Anushree Dave and Layan Barakat work at the University of Windsor’s EPICentre. This series aims to highlight the stories and capture the emotions behind inspiring social enterprises in our community. To learn more about how you can get involved with social impact initiatives in the area or start a social enterprise of your own, please visit www.epicentreuwindsor.ca
Tucked away on the 800 block of Windsor’s historic Ouellette Avenue sits the Do Good Deli. At first, the diner’s ambience seems similar to any other: retro-inspired signage adorns the front of the building and the smell of freshly-made French fries floats through the air. It isn’t until you step inside and read the menu that you realize their social mission to help others in the community makes them a unique business among others. The company’s intention is in its name: “Do Good” Deli is a social enterprise on a mission to help young individuals learn the skills needed to get a job and be competitive in the food service industry.
“We bring in students to our program and they learn basic skills to gain confidence and get out there in the workforce,” says Laurie Musson, Director of Food Services at the Downtown Mission.

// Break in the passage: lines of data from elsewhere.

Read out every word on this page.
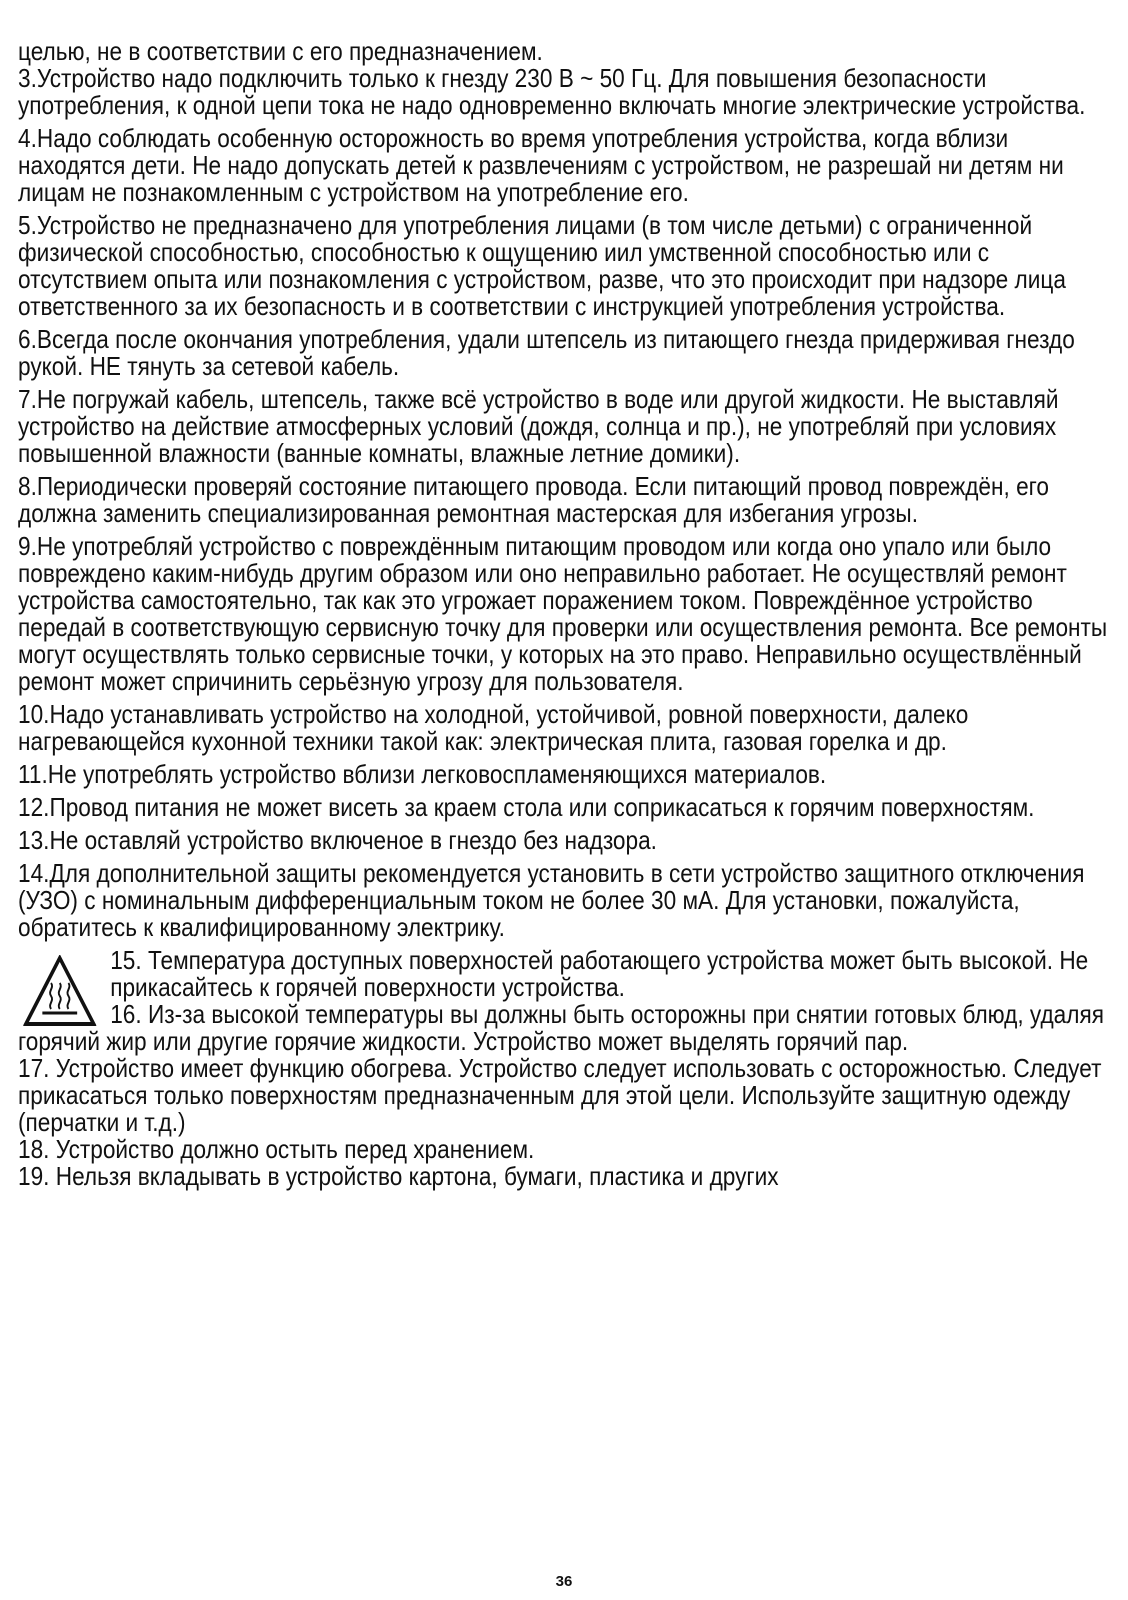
целью, не в соответствии с его предназначением.

3.Устройство надо подключить только к гнезду 230 В ~ 50 Гц. Для повышения безопасности употребления, к одной цепи тока не надо одновременно включать многие электрические устройства.

4.Надо соблюдать особенную осторожность во время употребления устройства, когда вблизи находятся дети. Не надо допускать детей к развлечениям с устройством, не разрешай ни детям ни лицам не познакомленным с устройством на употребление его.

5.Устройство не предназначено для употребления лицами (в том числе детьми) с ограниченной физической способностью, способностью к ощущению иил умственной способностью или с отсутствием опыта или познакомления с устройством, разве, что это происходит при надзоре лица ответственного за их безопасность и в соответствии с инструкцией употребления устройства.

6.Всегда после окончания употребления, удали штепсель из питающего гнезда придерживая гнездо рукой. НЕ тянуть за сетевой кабель.

7.Не погружай кабель, штепсель, также всё устройство в воде или другой жидкости. Не выставляй устройство на действие атмосферных условий (дождя, солнца и пр.), не употребляй при условиях повышенной влажности (ванные комнаты, влажные летние домики).

8.Периодически проверяй состояние питающего провода. Если питающий провод повреждён, его должна заменить специализированная ремонтная мастерская для избегания угрозы.

9.Не употребляй устройство с повреждённым питающим проводом или когда оно упало или было повреждено каким-нибудь другим образом или оно неправильно работает. Не осуществляй ремонт устройства самостоятельно, так как это угрожает поражением током. Повреждённое устройство передай в соответствующую сервисную точку для проверки или осуществления ремонта. Все ремонты могут осуществлять только сервисные точки, у которых на это право. Неправильно осуществлённый ремонт может спричинить серьёзную угрозу для пользователя.

10.Надо устанавливать устройство на холодной, устойчивой, ровной поверхности, далеко нагревающейся кухонной техники такой как: электрическая плита, газовая горелка и др.

11.Не употреблять устройство вблизи легковоспламеняющихся материалов.

12.Провод питания не может висеть за краем стола или соприкасаться к горячим поверхностям.

13.Не оставляй устройство включеное в гнездо без надзора.

14.Для дополнительной защиты рекомендуется установить в сети устройство защитного отключения (УЗО) с номинальным дифференциальным током не более 30 мА. Для установки, пожалуйста, обратитесь к квалифицированному электрику.

15. Температура доступных поверхностей работающего устройства может быть высокой. Не прикасайтесь к горячей поверхности устройства.

16. Из-за высокой температуры вы должны быть осторожны при снятии готовых блюд, удаляя горячий жир или другие горячие жидкости. Устройство может выделять горячий пар.

17. Устройство имеет функцию обогрева. Устройство следует использовать с осторожностью. Следует прикасаться только поверхностям предназначенным для этой цели. Используйте защитную одежду (перчатки и т.д.)

18. Устройство должно остыть перед хранением.

19. Нельзя вкладывать в устройство картона, бумаги, пластика и других

36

With approximately 70% of participants who go through the program landing jobs after graduation, the Do Good Deli has been successful at achieving what the founders set out to do. The journey to success, however, wasn’t straightforward or linear. Musson, along with business partner Mark Gillett, who is the head of the enterprise program, created various iterations of their business model as they tried to figure out how best to sustain the deli and the program. Their enterprise started as a snack shop, but participants (also referred to as “enterprise trainees”) weren’t able to develop the skills they required to be competitive in the workforce. “They needed more training and the program was just not enough,” said Gillett.
Eventually, the focus of the program became not just skills development, but also developing as a whole individual. “If they have personal things they need to get out and discuss and meet, they’re able to do that. They’re working on the whole person in this program and the deli is just the icing on the cake. Where they could go in and get some training and eventually be able to get a job,” said Musson. One hundred percent of the deli’s profits support the Mission’s programs.
Raymond Cruz-Condray is a 23-year-old graduate of the Do Good Deli program. Initially, he had started his career in the culinary program at St. Clair College, but with financial strains impeding his educational path, he had to look for other resources within the community. Determined to get an education, Cruz-Condray turned to the Do Good Deli program. He was able to receive the training needed to continue his journey in the hospitality industry and gain the confidence to apply that knowledge in the workforce. Cruz-Condray now works as a line cook at Smoke and Spice and says he loves his job and the people he works with. He gets to expand on his culinary skills every day and credits the Do Good Deli for giving him the opportunity to pursue his career goals without barriers.
Cruz-Condray’s story is similar to many others that have gone through the program, which is now in its ninth wave. What the enterprise trainees learn during their time at Do Good Deli varies depending on how their training is tailored. “We’re creating a set of experiences that position our trainees to enter the workforce with relevant work experience,” said Gillett. “For example, I had one trainee who wanted to be a dishwasher. So we ensured that he got to wash dishes while he was at the Do Good Deli. Another trainee wanted to go through and become a Red Seal chef. Not only did they work on the food prep, but they got to touch all aspects of food service.” Whether a student comes into the program knowing what avenue of the hospitality industry they want to pursue or not, the program will cater to the individual through a variation of in-class and hands-on training.
Walking into the Do Good Deli for the first time, we were welcomed wholeheartedly by the staff who were eager to share their experiences with us. Jake Silani—a talented chef working at the deli for the past two and a half months—sat down with us to talk about his involvement with the enterprise. Silani came to the deli with 10 years of kitchen experience, having completed culinary school and gotten his Red Seal shortly after. He’s had experience cooking in Vancouver and Ireland, but what drew him to the deli was the opportunity to teach others how to cook and live out their passions. As the social impact of the deli continues to grow, Silani has faith that with more exposure and traffic, the organization will be able to leave behind a great legacy in the community. “I think once we get the word out that we are giving people skills that are transferable outside of the charitable organization—a skill that they can use in life—it’s going to be very beneficial to the community, especially once more people find out about this.”
In just a few short years, the Do Good Deli has positively impacted the lives of many hospitality workers in the Windsor-Essex community, giving them the knowledge and confidence to pursue their dreams and enter the workforce with the right skills needed to succeed. The delicatessen also gives community members an opportunity to help make a direct impact in the lives of friends, family and neighbours who may be looking to launch their careers in a focused, supportive environment. The Downtown Mission believes it has a fundamental commitment to serve the people of our community and this shows in how they run their business.
When we asked Gillett how they’re going to continue growing and helping the folks in our community, his response was simple but insightful: “We’re going to respond to our folks and what they need.”